What is Divide and Conquer?

Divide and conquer splits a problem into subproblems, solves them (often recursively), and combines their solutions. It shines when subproblems are similar and the combine step is efficient.

  • Structure: divide → conquer → combine
  • Complexity: typically expressed by a recurrence T(n) = a T(n/b) + f(n)
  • Examples: mergesort, quicksort, Karatsuba, FFT, closest pair of points

Master Theorem and Recurrences

Master theorem for T(n) = a T(n/b) + f(n):
- Let n^{log_b a} be the critical term.
Case 1: if f(n) = O(n^{log_b a - ε}) → T(n) = Θ(n^{log_b a})
Case 2: if f(n) = Θ(n^{log_b a} log^k n) → T(n) = Θ(n^{log_b a} log^{k+1} n)
Case 3: if f(n) = Ω(n^{log_b a + ε}) and regularity holds → T(n) = Θ(f(n))

Use Akra–Bazzi for unbalanced splits or additive shifts, e.g., T(n) = T(n/2) + T(n/3) + n.


Classic Algorithms

  • Mergesort: a = 2, b = 2, f(n) = Θ(n) → Θ(n log n)
  • Quicksort (average): a = 2, b = 2, f(n) = Θ(n) → Θ(n log n); worst Θ(n^2)
  • Karatsuba multiplication: a = 3, b = 2, f(n) = Θ(n) → Θ(n^{log_2 3}) ≈ Θ(n^{1.585})
  • Strassen matrix multiply: a = 7, b = 2, f(n) = Θ(n^2) → Θ(n^{log_2 7}) ≈ Θ(n^{2.807})
  • Closest pair of points: divide plane, merge in strip → Θ(n log n)
  • FFT/NTT: a = 2, b = 2, f(n) = Θ(n) with structured combine → Θ(n log n)

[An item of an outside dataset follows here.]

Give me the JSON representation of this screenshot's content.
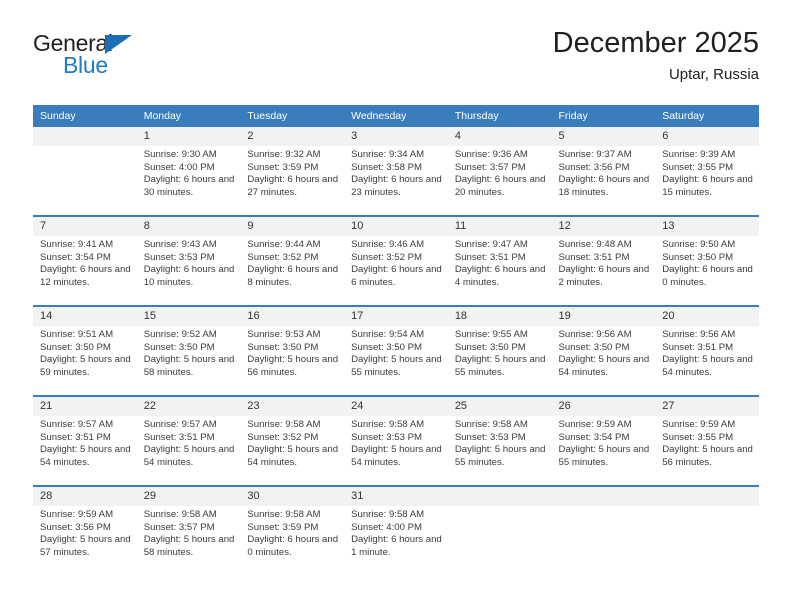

Techniques and Optimizations

  • Conquer efficiently: aim for linear-time combine steps.
  • Divide cleverly: equal-sized subproblems simplify analysis and cache behavior.
  • Divide-and-lift: use recursion to precompute and push info upward (e.g., segment trees).
  • Cache locality: recursive divide improves locality over naive loops.
  • Parallelism: independent subproblems can be parallelized.

Implementation Patterns

// Mergesort (stable)
function mergeSort(a) {
  if (a.length <= 1) return a.slice();
  const m = a.length >> 1;
  const L = mergeSort(a.slice(0, m));
  const R = mergeSort(a.slice(m));
  const out = [];
  let i = 0, j = 0;
  while (i < L.length && j < R.length) {
    if (L[i] <= R[j]) out.push(L[i++]); else out.push(R[j++]);
  }
  while (i < L.length) out.push(L[i++]);
  while (j < R.length) out.push(R[j++]);
  return out;
}

Exercises

  1. Implement closest pair of points in O(n log n).
  2. Show the Master theorem application for Strassen’s algorithm.
  3. Derive the recurrence and solve for Karatsuba’s algorithm.
Write the recurrence before coding. Ensure subproblems are independent or reconcile overlapping work.